Unlike traditional databases, Hadoop can store unstructured data such as images, videos and PDF files alongside structured data, he explained.
Where SQL can only express a subset of tasks that people may want to perform on these large data sets, Cloudera supports Apache Spark and other frameworks to allow a wider range of workloads. This allows organisations to leverage all of their data and ask better questions, Mr Awadallah said.
Previous ideas such as the enterprise data warehouse depended on the idea of a database that could only store structured data, but the modern environment isn't all structured. For example, organisations may want to combine data such as transactions, clickstreams and voice recordings to estimate customer sentiment, determine the probability of losing a particular customer, and decide whether to make a retention offer.
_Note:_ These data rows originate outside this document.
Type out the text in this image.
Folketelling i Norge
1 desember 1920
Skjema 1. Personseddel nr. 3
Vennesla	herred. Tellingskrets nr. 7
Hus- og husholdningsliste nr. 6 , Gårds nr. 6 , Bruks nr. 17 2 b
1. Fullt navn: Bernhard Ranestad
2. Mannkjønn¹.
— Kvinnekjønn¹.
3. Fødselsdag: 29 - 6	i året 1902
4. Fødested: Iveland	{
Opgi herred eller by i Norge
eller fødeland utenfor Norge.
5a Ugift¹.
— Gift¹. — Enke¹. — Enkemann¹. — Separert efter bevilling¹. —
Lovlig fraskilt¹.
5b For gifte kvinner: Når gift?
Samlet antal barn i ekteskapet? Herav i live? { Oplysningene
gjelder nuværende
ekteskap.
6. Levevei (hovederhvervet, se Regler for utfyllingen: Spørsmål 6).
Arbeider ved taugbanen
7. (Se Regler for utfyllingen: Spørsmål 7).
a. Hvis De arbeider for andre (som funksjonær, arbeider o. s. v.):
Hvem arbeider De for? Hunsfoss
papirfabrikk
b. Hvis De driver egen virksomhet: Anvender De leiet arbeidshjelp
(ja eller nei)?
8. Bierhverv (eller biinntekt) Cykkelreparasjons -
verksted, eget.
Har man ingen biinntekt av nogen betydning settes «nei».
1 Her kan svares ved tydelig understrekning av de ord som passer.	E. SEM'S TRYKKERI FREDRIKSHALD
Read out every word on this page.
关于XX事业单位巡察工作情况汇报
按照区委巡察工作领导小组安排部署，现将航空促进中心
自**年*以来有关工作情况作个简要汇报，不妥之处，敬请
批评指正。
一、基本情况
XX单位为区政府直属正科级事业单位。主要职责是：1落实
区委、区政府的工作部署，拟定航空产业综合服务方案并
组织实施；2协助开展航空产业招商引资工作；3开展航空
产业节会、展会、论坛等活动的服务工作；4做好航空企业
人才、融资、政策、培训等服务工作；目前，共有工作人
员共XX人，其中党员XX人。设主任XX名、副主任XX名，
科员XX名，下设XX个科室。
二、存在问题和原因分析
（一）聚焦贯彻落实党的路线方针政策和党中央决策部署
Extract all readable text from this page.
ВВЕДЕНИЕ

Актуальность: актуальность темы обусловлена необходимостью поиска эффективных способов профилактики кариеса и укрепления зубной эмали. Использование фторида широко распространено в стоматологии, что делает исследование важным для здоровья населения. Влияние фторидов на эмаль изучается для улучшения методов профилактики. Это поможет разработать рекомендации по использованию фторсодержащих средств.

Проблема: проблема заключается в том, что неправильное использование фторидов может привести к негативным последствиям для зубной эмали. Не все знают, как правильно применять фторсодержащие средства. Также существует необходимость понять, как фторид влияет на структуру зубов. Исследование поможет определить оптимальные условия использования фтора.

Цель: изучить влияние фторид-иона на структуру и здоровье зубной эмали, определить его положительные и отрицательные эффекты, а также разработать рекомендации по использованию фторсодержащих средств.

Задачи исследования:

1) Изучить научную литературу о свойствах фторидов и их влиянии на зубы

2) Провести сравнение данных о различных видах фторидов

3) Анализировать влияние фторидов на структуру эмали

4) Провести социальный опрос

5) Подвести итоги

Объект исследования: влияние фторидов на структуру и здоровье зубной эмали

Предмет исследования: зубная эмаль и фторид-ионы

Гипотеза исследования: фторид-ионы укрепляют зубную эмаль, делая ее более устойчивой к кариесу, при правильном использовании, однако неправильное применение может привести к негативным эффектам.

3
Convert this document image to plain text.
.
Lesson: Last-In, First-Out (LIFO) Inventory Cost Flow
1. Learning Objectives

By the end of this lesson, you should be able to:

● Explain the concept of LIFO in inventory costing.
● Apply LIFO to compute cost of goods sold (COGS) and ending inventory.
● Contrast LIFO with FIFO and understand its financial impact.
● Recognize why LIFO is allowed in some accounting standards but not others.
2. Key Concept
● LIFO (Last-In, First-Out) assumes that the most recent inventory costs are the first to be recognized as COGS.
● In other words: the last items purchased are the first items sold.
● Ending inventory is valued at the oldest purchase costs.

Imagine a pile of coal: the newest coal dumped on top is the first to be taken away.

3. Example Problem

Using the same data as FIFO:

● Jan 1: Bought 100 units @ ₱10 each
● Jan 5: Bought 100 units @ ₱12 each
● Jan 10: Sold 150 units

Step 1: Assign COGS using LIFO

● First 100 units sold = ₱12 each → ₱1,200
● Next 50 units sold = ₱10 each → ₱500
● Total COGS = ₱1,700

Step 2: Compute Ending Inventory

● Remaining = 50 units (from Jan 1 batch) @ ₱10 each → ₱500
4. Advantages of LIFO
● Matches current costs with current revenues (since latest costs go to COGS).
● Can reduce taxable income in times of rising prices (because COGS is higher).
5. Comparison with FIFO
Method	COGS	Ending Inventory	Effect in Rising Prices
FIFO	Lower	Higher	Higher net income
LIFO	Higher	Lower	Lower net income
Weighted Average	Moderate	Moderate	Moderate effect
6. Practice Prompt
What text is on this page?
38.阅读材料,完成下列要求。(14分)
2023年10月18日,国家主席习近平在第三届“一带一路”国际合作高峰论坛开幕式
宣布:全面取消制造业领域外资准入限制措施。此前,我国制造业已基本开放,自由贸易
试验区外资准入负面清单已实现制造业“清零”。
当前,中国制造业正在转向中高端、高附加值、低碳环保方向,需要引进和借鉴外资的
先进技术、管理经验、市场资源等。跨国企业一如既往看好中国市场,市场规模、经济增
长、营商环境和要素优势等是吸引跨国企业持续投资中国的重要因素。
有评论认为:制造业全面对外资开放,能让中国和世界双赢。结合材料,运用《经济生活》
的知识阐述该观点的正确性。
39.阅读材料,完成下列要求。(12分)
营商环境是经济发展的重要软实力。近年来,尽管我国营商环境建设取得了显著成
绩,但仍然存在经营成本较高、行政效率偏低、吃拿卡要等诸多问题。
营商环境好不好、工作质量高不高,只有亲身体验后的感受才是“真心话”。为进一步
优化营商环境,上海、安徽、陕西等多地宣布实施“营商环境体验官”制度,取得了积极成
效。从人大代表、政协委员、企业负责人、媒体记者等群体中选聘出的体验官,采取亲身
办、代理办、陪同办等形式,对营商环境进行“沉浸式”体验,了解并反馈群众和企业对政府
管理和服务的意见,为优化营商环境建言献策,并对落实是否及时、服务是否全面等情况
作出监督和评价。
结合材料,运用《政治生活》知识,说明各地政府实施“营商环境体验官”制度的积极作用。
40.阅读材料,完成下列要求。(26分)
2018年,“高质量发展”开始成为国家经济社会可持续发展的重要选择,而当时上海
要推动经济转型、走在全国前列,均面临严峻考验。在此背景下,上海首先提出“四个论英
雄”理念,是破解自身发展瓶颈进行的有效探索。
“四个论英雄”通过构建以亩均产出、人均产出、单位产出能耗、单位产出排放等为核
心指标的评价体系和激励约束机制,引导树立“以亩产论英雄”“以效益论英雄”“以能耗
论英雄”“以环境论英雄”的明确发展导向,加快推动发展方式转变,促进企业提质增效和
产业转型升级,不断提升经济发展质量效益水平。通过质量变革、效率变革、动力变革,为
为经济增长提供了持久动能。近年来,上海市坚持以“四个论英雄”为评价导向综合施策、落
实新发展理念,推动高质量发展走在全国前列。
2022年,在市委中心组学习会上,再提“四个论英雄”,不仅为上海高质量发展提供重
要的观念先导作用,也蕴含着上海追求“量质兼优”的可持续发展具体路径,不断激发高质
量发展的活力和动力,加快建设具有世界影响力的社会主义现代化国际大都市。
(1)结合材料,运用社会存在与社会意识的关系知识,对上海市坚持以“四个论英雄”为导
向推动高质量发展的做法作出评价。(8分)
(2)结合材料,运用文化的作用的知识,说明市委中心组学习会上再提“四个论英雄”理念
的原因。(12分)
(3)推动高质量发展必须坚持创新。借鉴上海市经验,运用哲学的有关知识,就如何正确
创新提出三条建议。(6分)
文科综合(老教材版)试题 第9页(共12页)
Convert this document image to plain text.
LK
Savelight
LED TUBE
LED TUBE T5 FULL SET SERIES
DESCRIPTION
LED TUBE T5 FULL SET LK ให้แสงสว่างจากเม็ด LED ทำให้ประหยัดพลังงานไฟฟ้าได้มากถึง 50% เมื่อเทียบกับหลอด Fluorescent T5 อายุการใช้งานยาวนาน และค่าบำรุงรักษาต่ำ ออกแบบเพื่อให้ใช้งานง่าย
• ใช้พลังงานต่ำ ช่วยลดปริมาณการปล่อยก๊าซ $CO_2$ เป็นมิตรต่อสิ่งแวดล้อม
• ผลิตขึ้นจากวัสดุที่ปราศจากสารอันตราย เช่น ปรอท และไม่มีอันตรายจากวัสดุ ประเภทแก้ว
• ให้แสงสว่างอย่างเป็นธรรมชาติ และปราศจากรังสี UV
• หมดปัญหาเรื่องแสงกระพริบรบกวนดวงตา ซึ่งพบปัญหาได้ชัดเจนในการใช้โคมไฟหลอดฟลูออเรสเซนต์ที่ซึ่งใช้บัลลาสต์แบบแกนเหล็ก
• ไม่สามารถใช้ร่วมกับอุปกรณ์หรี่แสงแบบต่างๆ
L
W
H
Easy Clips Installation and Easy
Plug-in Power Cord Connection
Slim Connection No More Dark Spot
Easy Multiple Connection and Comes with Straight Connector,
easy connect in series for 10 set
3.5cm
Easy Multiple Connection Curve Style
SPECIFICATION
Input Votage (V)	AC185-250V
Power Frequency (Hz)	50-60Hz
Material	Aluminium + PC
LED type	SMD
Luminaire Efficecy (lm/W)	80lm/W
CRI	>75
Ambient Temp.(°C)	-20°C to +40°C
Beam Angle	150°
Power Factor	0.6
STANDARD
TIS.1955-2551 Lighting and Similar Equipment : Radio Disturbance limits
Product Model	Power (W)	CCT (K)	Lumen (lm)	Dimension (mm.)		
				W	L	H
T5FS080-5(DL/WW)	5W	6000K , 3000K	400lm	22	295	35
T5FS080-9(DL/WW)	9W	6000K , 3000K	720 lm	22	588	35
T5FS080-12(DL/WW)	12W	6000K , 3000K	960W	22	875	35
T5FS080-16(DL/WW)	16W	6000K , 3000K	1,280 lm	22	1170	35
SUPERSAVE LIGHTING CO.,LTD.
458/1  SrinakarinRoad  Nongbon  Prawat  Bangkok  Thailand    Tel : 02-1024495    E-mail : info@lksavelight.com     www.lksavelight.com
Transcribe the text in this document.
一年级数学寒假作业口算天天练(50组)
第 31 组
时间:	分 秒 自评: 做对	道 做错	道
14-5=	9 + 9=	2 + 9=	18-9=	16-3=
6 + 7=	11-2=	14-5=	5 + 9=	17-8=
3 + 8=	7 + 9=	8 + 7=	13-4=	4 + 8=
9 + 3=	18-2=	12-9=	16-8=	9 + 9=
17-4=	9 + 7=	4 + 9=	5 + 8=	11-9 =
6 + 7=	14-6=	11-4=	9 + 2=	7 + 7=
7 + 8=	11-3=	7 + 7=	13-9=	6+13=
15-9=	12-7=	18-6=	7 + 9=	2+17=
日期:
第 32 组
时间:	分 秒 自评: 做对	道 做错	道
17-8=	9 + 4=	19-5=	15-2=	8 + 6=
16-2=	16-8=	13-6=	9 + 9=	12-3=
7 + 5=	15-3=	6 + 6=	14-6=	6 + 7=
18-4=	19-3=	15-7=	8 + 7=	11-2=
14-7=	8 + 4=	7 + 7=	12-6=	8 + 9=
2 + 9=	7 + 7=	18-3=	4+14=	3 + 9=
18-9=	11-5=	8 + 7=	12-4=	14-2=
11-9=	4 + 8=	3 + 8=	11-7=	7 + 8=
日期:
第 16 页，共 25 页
An important aspect of the enterprise data hub is support for both 'schema on write' and 'schema on read' in order to handle routine and exploratory workloads.
Schema on write (as with traditional databases) provides good performance as it is possible to lay out the data efficiently, as well as good governance.
Schema on read allows users to store any data as the system looks more like a file system than a database. It effectively performs ETL (extract, transform, load) on the fly at read time, generating the appropriate schema as part of the process. This means an additional column of data can be provided for analysis very quickly.
"You want both," he said, likening the two situations to two very different types of commercial kitchen. The kitchen at a McDonald's store is optimised to prepare the same limited range of items every day, whereas that at a high-end restaurant has a range of ingredients and equipment allowing the preparation of dozens of different dishes.
Cloudera was the first commercial Hadoop vendor, Mr Awadallah said, adding that it "is the world leader" ahead of Hortonworks, MapR, Pivotal and IBM.
The company has more experience than anyone else, he said, and the founders of the major Hadoop projects work for Cloudera.
"We use our own technology" to monitor the operation of customers' systems, so Cloudera can quickly correlate the relevant data if someone reports a problem.
Cloudera combines open source components with its proprietary technology for backup and recovery, security and auditing. Furthermore, the company certifies each of its releases interoperates with a large ecosystem of applications such as SAS and Splunk, he said.
"None of the other vendors have this breadth and depth," Mr Awadallah said.